Even Hitler, until his death, believed that the world war had not been started by him but by international Jewry. For him, the Shoah was nothing more than an act of defence of Germany.
This symmetry is even more marked in the conflict between Israel on the one hand and Hamas and Hezbollah on the other. Each claims the right to what is known as 'existential defence', the protection of its very existence. Each side accuses the other of seeking its destruction as a state, nation or people. In essence, what legitimises war today is the claim to be a potential victim of a Holocaust. The painful shame of war is endured in the name of ensuring survival.
The paradoxical effect of our pacifistic—but not peaceful—world is that the more war is de-legitimised, the more violent and anomic it becomes.
Each of us obviously thinks that there is a true aggressor and a true victim of aggression, depending on our deep-seated sympathies. Our political sympathies, which are a weak form of belonging, lead us to read the narrative of conflicts in such a way as to place the blame on the enemy of those we sympathise with. Wars are justified by the ‘nationicidal’ will of the other.
Hence the paradox: wars have become increasingly savage and inhumane precisely because they have been de-legitimised, seen as shameful acts imposed on a nation by the villainy of others. Consequently, the portrayal of war—in novels and films—has, in recent decades, become grittier, verging on the horror genre. But if millions of viewers or readers are flocking to watch or read increasingly gruesome war stories, it is because war continues to fascinate most of us, especially if we are male by birth. It also seduces pacifists, when they delight in watching war videos. Precisely because war has shed its aristocratic aura, today, more than ever, it is reduced to nothing but “blood, sweat and shit” (William Howard Russell, 1854). It seduces like a pure temptation. It culminates in the orgasm of horror.
Once sex was considered obscene and war glorified, now sex is glorified and war seen as obscene. This also explains why so many people volunteer to fight in wars that are not their own (at the time of writing, an estimated 30,000 non-Ukrainian volunteers are fighting against the Russians in Ukraine), and it would be small-minded to think that they only do it for the money. Freud reminded us that killing is a form of pleasure, all the more so when killing, even in a war situation, is considered illegitimate.
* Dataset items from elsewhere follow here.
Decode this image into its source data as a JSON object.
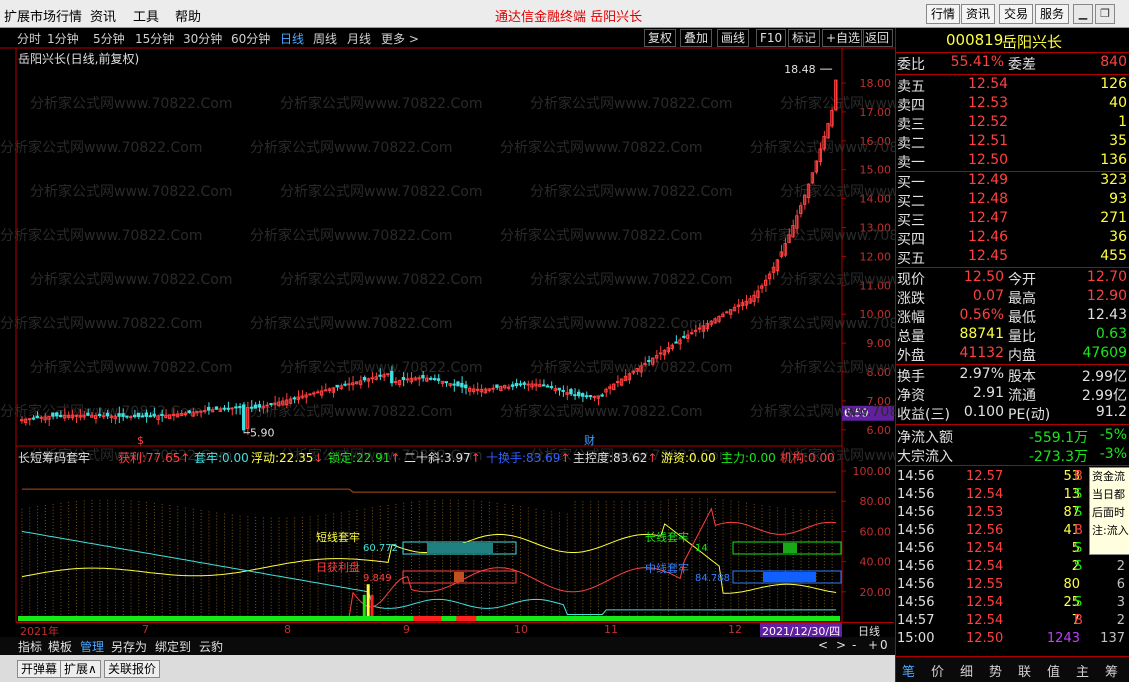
{
  "menu": {
    "items": [
      "扩展市场行情",
      "资讯",
      "工具",
      "帮助"
    ],
    "app_title": "通达信金融终端   岳阳兴长",
    "tabs": [
      "行情",
      "资讯",
      "交易",
      "服务"
    ]
  },
  "toolbar": {
    "periods": [
      "分时",
      "1分钟",
      "5分钟",
      "15分钟",
      "30分钟",
      "60分钟",
      "日线",
      "周线",
      "月线",
      "更多 >"
    ],
    "right_buttons": [
      "复权",
      "叠加",
      "画线",
      "F10",
      "标记",
      "+自选",
      "返回"
    ]
  },
  "main": {
    "title": "岳阳兴长(日线,前复权)",
    "watermark": "分析家公式网www.70822.Com",
    "high_label": "18.48",
    "low_label": "5.90",
    "current_price_tag": "6.59",
    "markers": [
      "$",
      "财"
    ]
  },
  "indicator": {
    "title": "长短筹码套牢",
    "stats": [
      {
        "label": "获利:",
        "value": "77.65",
        "arrow": "↑",
        "color": "#ff4040"
      },
      {
        "label": "套牢:",
        "value": "0.00",
        "arrow": "",
        "color": "#40e0e0"
      },
      {
        "label": "浮动:",
        "value": "22.35",
        "arrow": "↓",
        "color": "#ffff40"
      },
      {
        "label": "锁定:",
        "value": "22.91",
        "arrow": "↑",
        "color": "#18e818"
      },
      {
        "label": "二十斜:",
        "value": "3.97",
        "arrow": "↑",
        "color": "#e0e0e0"
      },
      {
        "label": "十换手:",
        "value": "83.69",
        "arrow": "↑",
        "color": "#3060ff"
      },
      {
        "label": "主控度:",
        "value": "83.62",
        "arrow": "↑",
        "color": "#e0e0e0"
      },
      {
        "label": "游资:",
        "value": "0.00",
        "arrow": "",
        "color": "#ffff40"
      },
      {
        "label": "主力:",
        "value": "0.00",
        "arrow": "",
        "color": "#18e818"
      },
      {
        "label": "机构:",
        "value": "0.00",
        "arrow": "",
        "color": "#ff4040"
      }
    ],
    "annotations": [
      "短线套牢",
      "60.772",
      "日获利盘",
      "9.849",
      "长线套牢",
      "14",
      "中线套牢",
      "84.788"
    ]
  },
  "y_axis_main": [
    "18.00",
    "17.00",
    "16.00",
    "15.00",
    "14.00",
    "13.00",
    "12.00",
    "11.00",
    "10.00",
    "9.00",
    "8.00",
    "7.00",
    "6.00"
  ],
  "y_axis_ind": [
    "100.00",
    "80.00",
    "60.00",
    "40.00",
    "20.00"
  ],
  "x_axis": {
    "labels": [
      "2021年",
      "7",
      "8",
      "9",
      "10",
      "11",
      "12"
    ],
    "date_box": "2021/12/30/四",
    "period": "日线"
  },
  "bottom_tabs": [
    "指标",
    "模板",
    "管理",
    "另存为",
    "绑定到",
    "云豹"
  ],
  "bottom_tab_controls": [
    "<",
    ">",
    "-",
    "+",
    "0"
  ],
  "bottom_bar": [
    "开弹幕",
    "扩展∧",
    "关联报价"
  ],
  "quote": {
    "code": "000819",
    "name": "岳阳兴长",
    "weibi": {
      "label": "委比",
      "value": "55.41%",
      "label2": "委差",
      "value2": "840"
    },
    "asks": [
      {
        "label": "卖五",
        "price": "12.54",
        "vol": "126"
      },
      {
        "label": "卖四",
        "price": "12.53",
        "vol": "40"
      },
      {
        "label": "卖三",
        "price": "12.52",
        "vol": "1"
      },
      {
        "label": "卖二",
        "price": "12.51",
        "vol": "35"
      },
      {
        "label": "卖一",
        "price": "12.50",
        "vol": "136"
      }
    ],
    "bids": [
      {
        "label": "买一",
        "price": "12.49",
        "vol": "323"
      },
      {
        "label": "买二",
        "price": "12.48",
        "vol": "93"
      },
      {
        "label": "买三",
        "price": "12.47",
        "vol": "271"
      },
      {
        "label": "买四",
        "price": "12.46",
        "vol": "36"
      },
      {
        "label": "买五",
        "price": "12.45",
        "vol": "455"
      }
    ],
    "stats": [
      {
        "l1": "现价",
        "v1": "12.50",
        "c1": "#ff4040",
        "l2": "今开",
        "v2": "12.70",
        "c2": "#ff4040"
      },
      {
        "l1": "涨跌",
        "v1": "0.07",
        "c1": "#ff4040",
        "l2": "最高",
        "v2": "12.90",
        "c2": "#ff4040"
      },
      {
        "l1": "涨幅",
        "v1": "0.56%",
        "c1": "#ff4040",
        "l2": "最低",
        "v2": "12.43",
        "c2": "#e0e0e0"
      },
      {
        "l1": "总量",
        "v1": "88741",
        "c1": "#ffff40",
        "l2": "量比",
        "v2": "0.63",
        "c2": "#18e818"
      },
      {
        "l1": "外盘",
        "v1": "41132",
        "c1": "#ff4040",
        "l2": "内盘",
        "v2": "47609",
        "c2": "#18e818"
      }
    ],
    "stats2": [
      {
        "l1": "换手",
        "v1": "2.97%",
        "l2": "股本",
        "v2": "2.99亿"
      },
      {
        "l1": "净资",
        "v1": "2.91",
        "l2": "流通",
        "v2": "2.99亿"
      },
      {
        "l1": "收益(三)",
        "v1": "0.100",
        "l2": "PE(动)",
        "v2": "91.2"
      }
    ],
    "flow": [
      {
        "label": "净流入额",
        "value": "-559.1万",
        "pct": "-5%"
      },
      {
        "label": "大宗流入",
        "value": "-273.3万",
        "pct": "-3%"
      }
    ],
    "tooltip": [
      "资金流",
      "当日都",
      "后面时",
      "注:流入"
    ],
    "ticks": [
      {
        "t": "14:56",
        "p": "12.57",
        "v": "53",
        "f": "B",
        "n": ""
      },
      {
        "t": "14:56",
        "p": "12.54",
        "v": "13",
        "f": "S",
        "n": ""
      },
      {
        "t": "14:56",
        "p": "12.53",
        "v": "87",
        "f": "S",
        "n": ""
      },
      {
        "t": "14:56",
        "p": "12.56",
        "v": "41",
        "f": "B",
        "n": ""
      },
      {
        "t": "14:56",
        "p": "12.54",
        "v": "5",
        "f": "S",
        "n": ""
      },
      {
        "t": "14:56",
        "p": "12.54",
        "v": "2",
        "f": "S",
        "n": "2"
      },
      {
        "t": "14:56",
        "p": "12.55",
        "v": "80",
        "f": "",
        "n": "6"
      },
      {
        "t": "14:56",
        "p": "12.54",
        "v": "25",
        "f": "S",
        "n": "3"
      },
      {
        "t": "14:57",
        "p": "12.54",
        "v": "7",
        "f": "B",
        "n": "2"
      },
      {
        "t": "15:00",
        "p": "12.50",
        "v": "1243",
        "f": "",
        "n": "137"
      }
    ],
    "tabs": [
      "笔",
      "价",
      "细",
      "势",
      "联",
      "值",
      "主",
      "筹"
    ]
  },
  "colors": {
    "up": "#ff4040",
    "down": "#18e818",
    "candle_down": "#40e0e0",
    "axis": "#b00000"
  }
}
Reason why it’s quite striking to read in an article by an eminent psychoanalyst, written in response to the war in Ukraine, his assertion that ‘war is something old’. In other words, something outdated, ridiculous. But it seemed outdated to him only because he thought he had moved beyond it. This is the naivety of the idealist: to believe that there is a sense to history, and that if history seems to be going in a completely different direction, then it is going against the grain, 'it is old', it is mistaken… “I am right, history is wrong!”
In reality, war is always new, like love, sex, the desire for truth and freedom. And it is always the same. Of course, we say more and more that we kill only to defend ourselves, but we whisper in our ears: “how fortunate that, by attacking us, someone affords us the pleasure of killing them!”